This is a word-level subtask where the goal is to predict the translation error spans as opposed to binary OK/BAD tasks.
For this task we will use the error spans obtained from the MQM annotations. Participants will be asked to predict both the error span (start and end indices) as well as the error severity (major or minor) for each segment.
Important
Participants will be able to submit predictions for any of the language pairs of their choice (or all of them).
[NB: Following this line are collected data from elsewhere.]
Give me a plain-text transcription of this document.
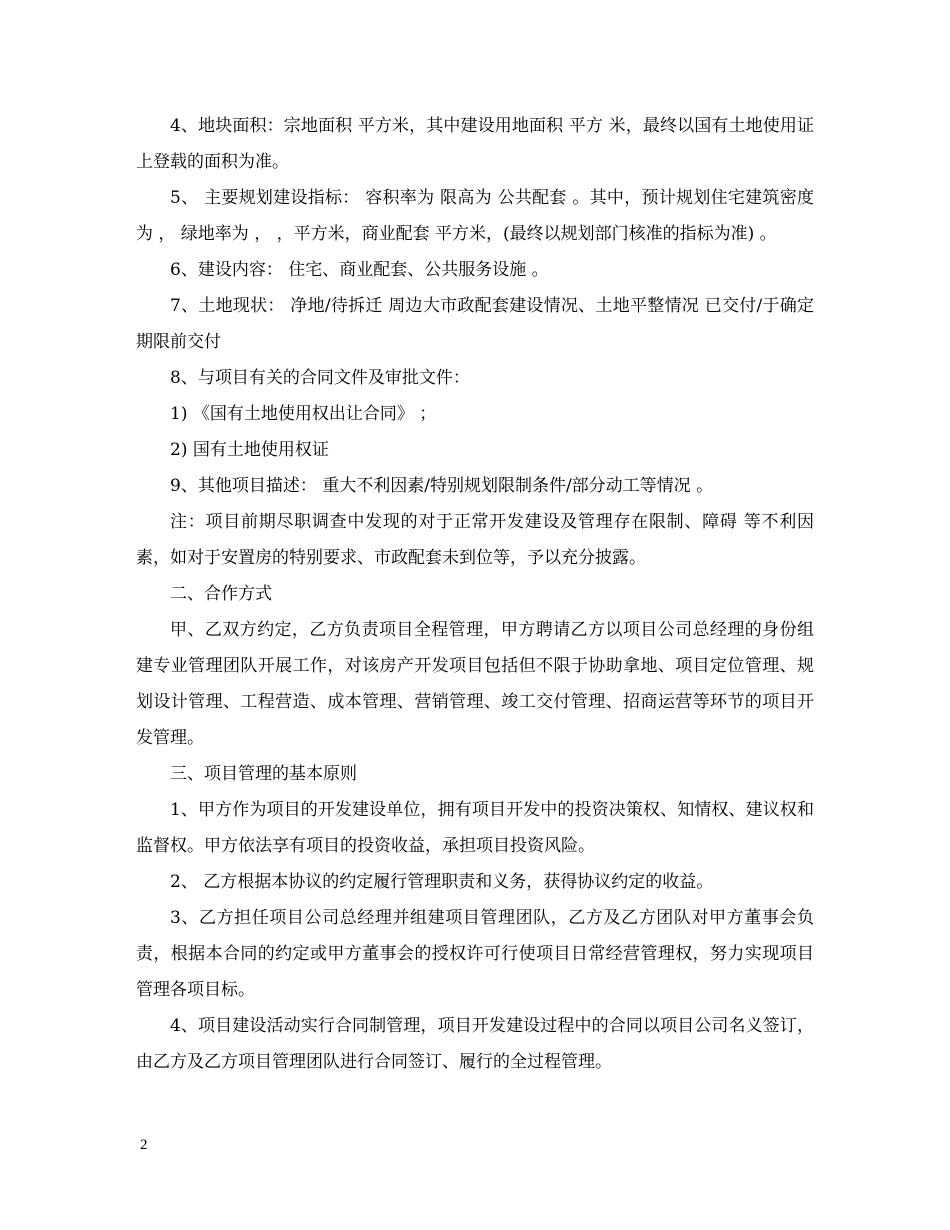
4、地块面积：宗地面积 平方米，其中建设用地面积 平方 米，最终以国有土地使用证上登载的面积为准。

5、 主要规划建设指标： 容积率为 限高为 公共配套 。其中，预计规划住宅建筑密度为 ， 绿地率为 ， ，平方米，商业配套 平方米，(最终以规划部门核准的指标为准) 。

6、建设内容： 住宅、商业配套、公共服务设施 。

7、土地现状： 净地/待拆迁 周边大市政配套建设情况、土地平整情况 已交付/于确定期限前交付

8、与项目有关的合同文件及审批文件：

1) 《国有土地使用权出让合同》 ；

2) 国有土地使用权证

9、其他项目描述： 重大不利因素/特别规划限制条件/部分动工等情况 。

注：项目前期尽职调查中发现的对于正常开发建设及管理存在限制、障碍 等不利因素，如对于安置房的特别要求、市政配套未到位等，予以充分披露。

二、合作方式

甲、乙双方约定，乙方负责项目全程管理，甲方聘请乙方以项目公司总经理的身份组建专业管理团队开展工作，对该房产开发项目包括但不限于协助拿地、项目定位管理、规划设计管理、工程营造、成本管理、营销管理、竣工交付管理、招商运营等环节的项目开发管理。

三、项目管理的基本原则

1、甲方作为项目的开发建设单位，拥有项目开发中的投资决策权、知情权、建议权和监督权。甲方依法享有项目的投资收益，承担项目投资风险。

2、 乙方根据本协议的约定履行管理职责和义务，获得协议约定的收益。

3、乙方担任项目公司总经理并组建项目管理团队，乙方及乙方团队对甲方董事会负责，根据本合同的约定或甲方董事会的授权许可行使项目日常经营管理权，努力实现项目管理各项目标。

4、项目建设活动实行合同制管理，项目开发建设过程中的合同以项目公司名义签订，由乙方及乙方项目管理团队进行合同签订、履行的全过程管理。

2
Below we present the language pairs for the 2023 shared task along with available training resources
Language Pair | Sentence-level annotation | Word-level annotation | Train data | Dev data | Test data |
---|---|---|---|---|---|
English-German (En-De) | MQM | MQM | MQM 2020 2022 | MQM 2020 2022 | TBA: Aug 1st |
Chinese-English (Zh-En) | MQM | MQM | MQM 2020 2022 | MQM 2020 2022 | TBA: Aug 1st |
Hebrew-English | MQM | MQM | - | - | TBA: Aug 1st |
The primary evaluation metric will be F1-score and we also plan to report Recall and Precision.
We will use CometKiwi as a baseline, trained on the MQM 2020-2021 data to predict OK/BAD-major/BAD-minor errors.
Line 1: <DISK FOOTRPINT (in bytes, without compression)>
Line 2: <NUMBER OF PARAMETERS>
Line 3: <NUMBER OF ENSEMBLED MODELS> (set to 1 if there is no ensemble)
Lines 4-n where -n is the number of test samples: <LANGUAGE PAIR> <METHOD NAME> <SEGMENT NUMBER> <TARGET SENTENCE> <ERROR START INDICES> <ERROR END INDICES> <ERROR TYPES>
Where:
Each field should be delimited by a single tab (<\t>) character.
Output example
2409244995
2280000000
3
he-en <\t> example-ensemble <\t> 0 <\t> This is a sample translation without errors. <\t> -1 <\t> -1 <\t> no-error
he-en <\t> example-ensemble <\t> 1 <\t> This is a sample translation with a span that is considered major error and another span that is considered minor error. <\t> 49 97 <\t> 70 118 <\t> major minor
…